While there are a lot of good sources to understand how bias is manifested in data and what theoretical research has been done to address it, practical frameworks to address unfairness are less known. In this post we aim to address this gap by giving a brief overview of the most popular frameworks for machine fairness up to date.

Fairness Frameworks for Machine Learning

1. Aequitas

The first tool in our list is Aequitas. It defines itself as an open-source bias audit toolkit for data scientists, machine learning researchers and policy makers and it can be used either as a web app, from the command line or as a python library. With Aequitas you can generate a bias report that will provide information about the presence of discrimination in a dataset based on a set of predefined metrics and reference groups.

Audit pipeline using Aequitas

Instead of providing algorithms to manage unfairness, Aequitas works as a risk assessment tool that can help decision-makers make more informed use of models with respect to discrimination risk.

2. IBM AI Fairness 360

AI Fairness 360 is a project from the LF AI Foundation supported by IBM Research. It is designed to be an extensible open-source toolkit that can help users examine, report, and mitigate discrimination and bias in machine learning models throughout the AI application lifecycle.
This solution is a comprehensive tool providing not only a set of fairness metrics for both datasets and models, but also algorithms to mitigate bias in datasets, through data transformations, and to mitigate bias in models with algorithms such as the prejudice remover. It includes many state-of-art models and comes with many tutorials and an online demo app.

IBM AI Fairness 360 demo web app. It can be tested on the Compas dataset, the German credit scoring, and on Adult census income.

3. Fairlearn

Developed with support from Microsoft, Fairlearn is an open-source toolkit that also aims to help data scientists to better assess and improve the fairness of their AI systems. It consists of both an interactive visualization dashboard (based on Jupyter notebooks) to visualize fairness performance metrics and a set of algorithms for unfairness mitigation. The algorithms made available through Fairlearn support the different notions of fairness such demographic parity, equalized odds, and positive/negative rate parity.

Fairlearn visualization dashboard.

4. Themis

Themis is a testing-based approach for measuring discrimination in a software system. It can measure both group discrimination and causal discrimination. Differently from other assessment tools in this list, Themis performs hypothesis testing, such as “does changing a person’s race affect whether the system recommends giving that person a loan?”. The authors of the methodology claim that this approach measures discrimination more accurately than prior work that generally focused on identifying differences in model output distributions, correlations, or mutual information between inputs and outputs.

5. Audit-AI

This tool, developed by pymetrics, consists of an open-sourced bias testing for generalized machine learning applications. Audit-AI determines whether groups are different based on theoretical significance level or practical significance (whether a difference is large enough to matter on a practical level) with support to a range of statistical tests. It also offers tools to check for differences over time or across different regions, using the Cochran-Mantel-Hanzel test, a common test in regulatory circles.

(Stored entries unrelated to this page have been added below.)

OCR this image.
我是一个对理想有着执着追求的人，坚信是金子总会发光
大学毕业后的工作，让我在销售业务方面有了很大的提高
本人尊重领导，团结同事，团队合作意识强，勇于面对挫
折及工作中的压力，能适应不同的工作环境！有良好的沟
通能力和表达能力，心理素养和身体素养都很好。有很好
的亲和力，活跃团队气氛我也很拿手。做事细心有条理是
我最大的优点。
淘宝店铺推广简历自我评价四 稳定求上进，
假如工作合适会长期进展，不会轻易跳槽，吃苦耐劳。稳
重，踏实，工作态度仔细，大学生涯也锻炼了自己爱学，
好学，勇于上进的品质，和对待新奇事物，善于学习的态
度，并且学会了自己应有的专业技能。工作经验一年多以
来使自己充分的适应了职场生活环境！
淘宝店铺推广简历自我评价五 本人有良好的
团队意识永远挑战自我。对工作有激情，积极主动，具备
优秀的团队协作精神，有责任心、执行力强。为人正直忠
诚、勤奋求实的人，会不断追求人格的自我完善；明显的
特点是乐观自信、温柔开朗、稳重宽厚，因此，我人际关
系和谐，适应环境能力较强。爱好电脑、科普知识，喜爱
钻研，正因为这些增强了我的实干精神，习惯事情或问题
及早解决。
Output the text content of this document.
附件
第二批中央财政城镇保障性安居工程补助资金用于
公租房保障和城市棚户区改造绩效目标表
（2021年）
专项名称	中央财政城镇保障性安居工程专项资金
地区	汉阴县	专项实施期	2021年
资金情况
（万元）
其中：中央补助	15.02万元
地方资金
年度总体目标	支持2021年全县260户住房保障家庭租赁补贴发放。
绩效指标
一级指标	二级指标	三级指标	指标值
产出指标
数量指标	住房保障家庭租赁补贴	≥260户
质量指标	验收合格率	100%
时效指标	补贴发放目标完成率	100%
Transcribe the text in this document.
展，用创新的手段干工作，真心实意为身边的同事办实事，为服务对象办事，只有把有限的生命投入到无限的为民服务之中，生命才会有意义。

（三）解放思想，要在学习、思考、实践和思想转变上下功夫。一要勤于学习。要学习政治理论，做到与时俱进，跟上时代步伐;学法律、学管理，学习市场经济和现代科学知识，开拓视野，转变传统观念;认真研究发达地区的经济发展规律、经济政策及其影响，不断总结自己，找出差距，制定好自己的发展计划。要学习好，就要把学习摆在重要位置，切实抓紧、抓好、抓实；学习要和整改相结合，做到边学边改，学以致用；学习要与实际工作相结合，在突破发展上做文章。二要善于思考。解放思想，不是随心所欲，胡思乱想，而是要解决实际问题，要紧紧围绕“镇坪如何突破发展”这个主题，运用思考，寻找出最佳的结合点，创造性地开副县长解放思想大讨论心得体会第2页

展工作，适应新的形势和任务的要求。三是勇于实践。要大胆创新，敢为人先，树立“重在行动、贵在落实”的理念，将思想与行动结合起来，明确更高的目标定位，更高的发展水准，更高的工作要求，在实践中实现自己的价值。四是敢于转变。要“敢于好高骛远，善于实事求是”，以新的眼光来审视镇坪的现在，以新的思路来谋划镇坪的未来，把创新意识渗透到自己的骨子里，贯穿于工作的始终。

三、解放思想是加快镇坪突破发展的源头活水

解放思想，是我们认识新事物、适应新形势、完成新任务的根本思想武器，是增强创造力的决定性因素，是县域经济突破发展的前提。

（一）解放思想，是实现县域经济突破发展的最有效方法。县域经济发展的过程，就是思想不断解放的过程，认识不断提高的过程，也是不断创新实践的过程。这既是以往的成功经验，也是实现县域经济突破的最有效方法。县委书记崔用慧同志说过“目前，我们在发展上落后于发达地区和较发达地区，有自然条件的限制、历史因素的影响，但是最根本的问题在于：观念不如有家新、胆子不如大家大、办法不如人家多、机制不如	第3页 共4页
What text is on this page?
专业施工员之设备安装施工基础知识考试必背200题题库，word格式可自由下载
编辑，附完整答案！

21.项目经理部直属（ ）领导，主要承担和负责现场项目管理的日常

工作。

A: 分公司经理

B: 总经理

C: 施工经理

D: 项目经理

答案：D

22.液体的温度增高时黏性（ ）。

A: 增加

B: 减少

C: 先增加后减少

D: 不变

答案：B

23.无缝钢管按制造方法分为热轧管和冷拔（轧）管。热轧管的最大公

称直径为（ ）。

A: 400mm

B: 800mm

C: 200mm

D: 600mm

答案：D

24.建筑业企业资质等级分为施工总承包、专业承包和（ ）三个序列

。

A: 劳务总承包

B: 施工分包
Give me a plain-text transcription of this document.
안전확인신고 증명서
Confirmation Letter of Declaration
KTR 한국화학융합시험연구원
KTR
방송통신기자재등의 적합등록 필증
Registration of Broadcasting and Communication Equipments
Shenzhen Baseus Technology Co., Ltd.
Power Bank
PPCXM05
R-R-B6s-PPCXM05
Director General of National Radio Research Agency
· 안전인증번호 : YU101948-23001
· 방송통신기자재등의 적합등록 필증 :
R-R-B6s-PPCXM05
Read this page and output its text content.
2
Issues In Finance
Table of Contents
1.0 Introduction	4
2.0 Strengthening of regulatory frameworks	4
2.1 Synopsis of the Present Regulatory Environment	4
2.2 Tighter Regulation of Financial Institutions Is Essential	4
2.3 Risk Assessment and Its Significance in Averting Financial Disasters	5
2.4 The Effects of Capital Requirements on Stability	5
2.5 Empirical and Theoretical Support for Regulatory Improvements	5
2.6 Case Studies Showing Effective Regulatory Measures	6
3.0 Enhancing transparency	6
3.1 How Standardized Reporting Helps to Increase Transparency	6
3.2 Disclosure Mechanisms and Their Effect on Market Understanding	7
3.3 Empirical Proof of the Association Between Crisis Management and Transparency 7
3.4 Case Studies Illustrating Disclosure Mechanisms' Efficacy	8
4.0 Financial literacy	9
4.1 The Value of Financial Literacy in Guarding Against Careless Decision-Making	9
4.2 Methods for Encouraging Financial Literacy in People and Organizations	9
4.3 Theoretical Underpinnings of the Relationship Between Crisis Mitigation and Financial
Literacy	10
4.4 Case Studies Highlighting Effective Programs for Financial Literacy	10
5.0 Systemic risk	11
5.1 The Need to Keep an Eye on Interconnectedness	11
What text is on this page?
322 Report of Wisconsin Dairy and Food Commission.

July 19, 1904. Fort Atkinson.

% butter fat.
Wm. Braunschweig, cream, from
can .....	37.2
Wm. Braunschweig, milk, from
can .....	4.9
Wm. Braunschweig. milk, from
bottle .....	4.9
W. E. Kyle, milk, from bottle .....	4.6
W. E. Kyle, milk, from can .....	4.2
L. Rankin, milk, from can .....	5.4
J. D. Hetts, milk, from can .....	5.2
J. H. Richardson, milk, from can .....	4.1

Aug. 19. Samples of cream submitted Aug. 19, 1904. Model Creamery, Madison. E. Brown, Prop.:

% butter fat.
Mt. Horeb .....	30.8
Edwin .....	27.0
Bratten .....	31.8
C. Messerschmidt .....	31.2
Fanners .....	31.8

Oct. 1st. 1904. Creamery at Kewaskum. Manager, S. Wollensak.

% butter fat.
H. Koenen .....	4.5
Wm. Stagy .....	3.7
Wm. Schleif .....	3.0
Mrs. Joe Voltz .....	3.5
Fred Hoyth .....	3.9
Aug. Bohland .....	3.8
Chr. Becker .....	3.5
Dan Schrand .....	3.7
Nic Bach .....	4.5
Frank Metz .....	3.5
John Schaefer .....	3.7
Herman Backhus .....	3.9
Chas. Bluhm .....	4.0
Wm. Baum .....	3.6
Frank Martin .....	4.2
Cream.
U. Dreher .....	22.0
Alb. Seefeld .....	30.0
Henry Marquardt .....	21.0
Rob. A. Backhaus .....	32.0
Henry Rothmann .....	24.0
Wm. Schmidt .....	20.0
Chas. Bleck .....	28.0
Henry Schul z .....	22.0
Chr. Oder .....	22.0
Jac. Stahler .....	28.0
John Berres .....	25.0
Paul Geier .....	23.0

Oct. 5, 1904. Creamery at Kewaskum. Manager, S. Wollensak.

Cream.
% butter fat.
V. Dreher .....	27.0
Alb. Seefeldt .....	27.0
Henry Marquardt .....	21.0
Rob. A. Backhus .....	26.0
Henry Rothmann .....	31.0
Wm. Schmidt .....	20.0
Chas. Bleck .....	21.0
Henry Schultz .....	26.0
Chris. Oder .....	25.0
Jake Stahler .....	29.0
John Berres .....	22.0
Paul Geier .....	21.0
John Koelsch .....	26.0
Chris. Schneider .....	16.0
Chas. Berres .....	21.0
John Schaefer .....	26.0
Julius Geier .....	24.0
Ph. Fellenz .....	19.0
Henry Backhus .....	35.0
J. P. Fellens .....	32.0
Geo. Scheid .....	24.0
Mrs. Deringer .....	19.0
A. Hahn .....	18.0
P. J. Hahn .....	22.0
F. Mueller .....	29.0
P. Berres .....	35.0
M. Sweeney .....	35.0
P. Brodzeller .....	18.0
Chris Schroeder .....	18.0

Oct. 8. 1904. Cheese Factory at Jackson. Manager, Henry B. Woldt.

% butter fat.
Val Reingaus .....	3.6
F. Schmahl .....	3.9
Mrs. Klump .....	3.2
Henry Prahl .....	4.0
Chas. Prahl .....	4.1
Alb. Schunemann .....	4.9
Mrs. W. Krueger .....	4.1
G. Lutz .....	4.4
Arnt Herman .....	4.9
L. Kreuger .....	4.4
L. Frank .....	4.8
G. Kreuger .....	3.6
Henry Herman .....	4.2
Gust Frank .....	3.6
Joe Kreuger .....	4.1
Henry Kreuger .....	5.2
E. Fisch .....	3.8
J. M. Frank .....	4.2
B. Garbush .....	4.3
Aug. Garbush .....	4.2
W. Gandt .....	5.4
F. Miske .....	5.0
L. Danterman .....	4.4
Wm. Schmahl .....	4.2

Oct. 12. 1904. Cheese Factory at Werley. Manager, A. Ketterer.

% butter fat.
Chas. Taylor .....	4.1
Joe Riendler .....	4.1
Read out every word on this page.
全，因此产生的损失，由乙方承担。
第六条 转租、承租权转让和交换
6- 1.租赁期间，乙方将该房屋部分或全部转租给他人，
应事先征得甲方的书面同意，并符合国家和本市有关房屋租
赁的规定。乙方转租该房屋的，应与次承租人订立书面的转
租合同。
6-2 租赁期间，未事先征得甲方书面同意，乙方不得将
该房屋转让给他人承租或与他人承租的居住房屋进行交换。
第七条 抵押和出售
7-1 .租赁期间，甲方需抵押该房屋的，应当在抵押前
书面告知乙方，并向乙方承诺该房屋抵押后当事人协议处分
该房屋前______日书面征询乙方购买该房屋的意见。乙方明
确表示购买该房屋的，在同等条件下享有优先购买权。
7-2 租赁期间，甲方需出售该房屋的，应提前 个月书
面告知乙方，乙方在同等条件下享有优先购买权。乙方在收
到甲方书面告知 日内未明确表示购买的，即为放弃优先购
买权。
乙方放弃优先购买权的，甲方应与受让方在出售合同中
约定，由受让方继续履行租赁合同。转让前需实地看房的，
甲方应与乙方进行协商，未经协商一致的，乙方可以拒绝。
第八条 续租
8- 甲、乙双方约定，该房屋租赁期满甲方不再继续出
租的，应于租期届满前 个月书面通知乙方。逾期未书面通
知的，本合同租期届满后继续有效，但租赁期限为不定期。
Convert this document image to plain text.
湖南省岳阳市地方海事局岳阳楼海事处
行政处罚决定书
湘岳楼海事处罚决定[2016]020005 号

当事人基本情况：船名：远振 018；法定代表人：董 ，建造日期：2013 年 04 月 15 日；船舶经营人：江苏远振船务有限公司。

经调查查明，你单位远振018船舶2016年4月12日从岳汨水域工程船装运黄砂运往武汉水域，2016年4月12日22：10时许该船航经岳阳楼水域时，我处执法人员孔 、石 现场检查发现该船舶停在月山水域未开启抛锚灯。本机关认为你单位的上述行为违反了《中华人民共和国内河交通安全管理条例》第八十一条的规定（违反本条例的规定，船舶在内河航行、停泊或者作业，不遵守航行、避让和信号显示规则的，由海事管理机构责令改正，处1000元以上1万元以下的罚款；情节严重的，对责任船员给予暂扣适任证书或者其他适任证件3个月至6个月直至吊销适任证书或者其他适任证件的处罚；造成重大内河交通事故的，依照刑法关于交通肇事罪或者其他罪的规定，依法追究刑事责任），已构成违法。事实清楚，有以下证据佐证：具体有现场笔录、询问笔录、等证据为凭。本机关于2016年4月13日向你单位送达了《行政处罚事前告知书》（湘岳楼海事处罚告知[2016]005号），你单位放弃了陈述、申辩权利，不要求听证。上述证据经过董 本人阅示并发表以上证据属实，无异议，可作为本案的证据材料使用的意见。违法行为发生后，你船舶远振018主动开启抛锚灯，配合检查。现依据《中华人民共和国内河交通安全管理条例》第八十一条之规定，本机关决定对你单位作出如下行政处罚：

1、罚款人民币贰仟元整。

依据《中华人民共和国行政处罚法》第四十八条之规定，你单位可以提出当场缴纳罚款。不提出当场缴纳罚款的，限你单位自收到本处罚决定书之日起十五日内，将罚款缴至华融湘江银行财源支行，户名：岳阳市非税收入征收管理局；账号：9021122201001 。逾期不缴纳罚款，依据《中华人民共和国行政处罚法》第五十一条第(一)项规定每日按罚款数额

Statistical bias testing using Audit-AI

6. IntrepretML

While most of the previous tools focus on pre-processing and in-processing algorithms for dealing with bias on datasets, post-processing techniques that focus on analyzing and changing model outputs is usually very helpful against AI unfairness. One valuable tool of this kind is model interpretability, the focus of the package we introduce now.

InterpretML is a library to train interpretable glassbox models and explain blackbox systems. It helps you understand both the model’s global behavior and understand the reasons behind individual predictions. The library includes Explainable Boosting Machines (EBM), an interpretable model developed by Microsoft Research that uses modern boosting techniques like gradient boosting but produces lossless explanations that can be edited by domain experts. Other techniques supported by the package include LIME and SHAP.

Performance comparison between EBM and other models. It provides performance competitive with state-of-art algorithms such as XGBoost while providing global model interpretability.

Conclusion

Machine fairness is a very active area of research and development right now. With unfairness scandals affecting most of the big tech companies, it is likely that investment in the field will remain strong and new techniques will keep improving. If you’re dealing with sensitive data and unfair treatment is a possible concern in your application, consider giving one of these tools a shot help us create a fairer world.

--

--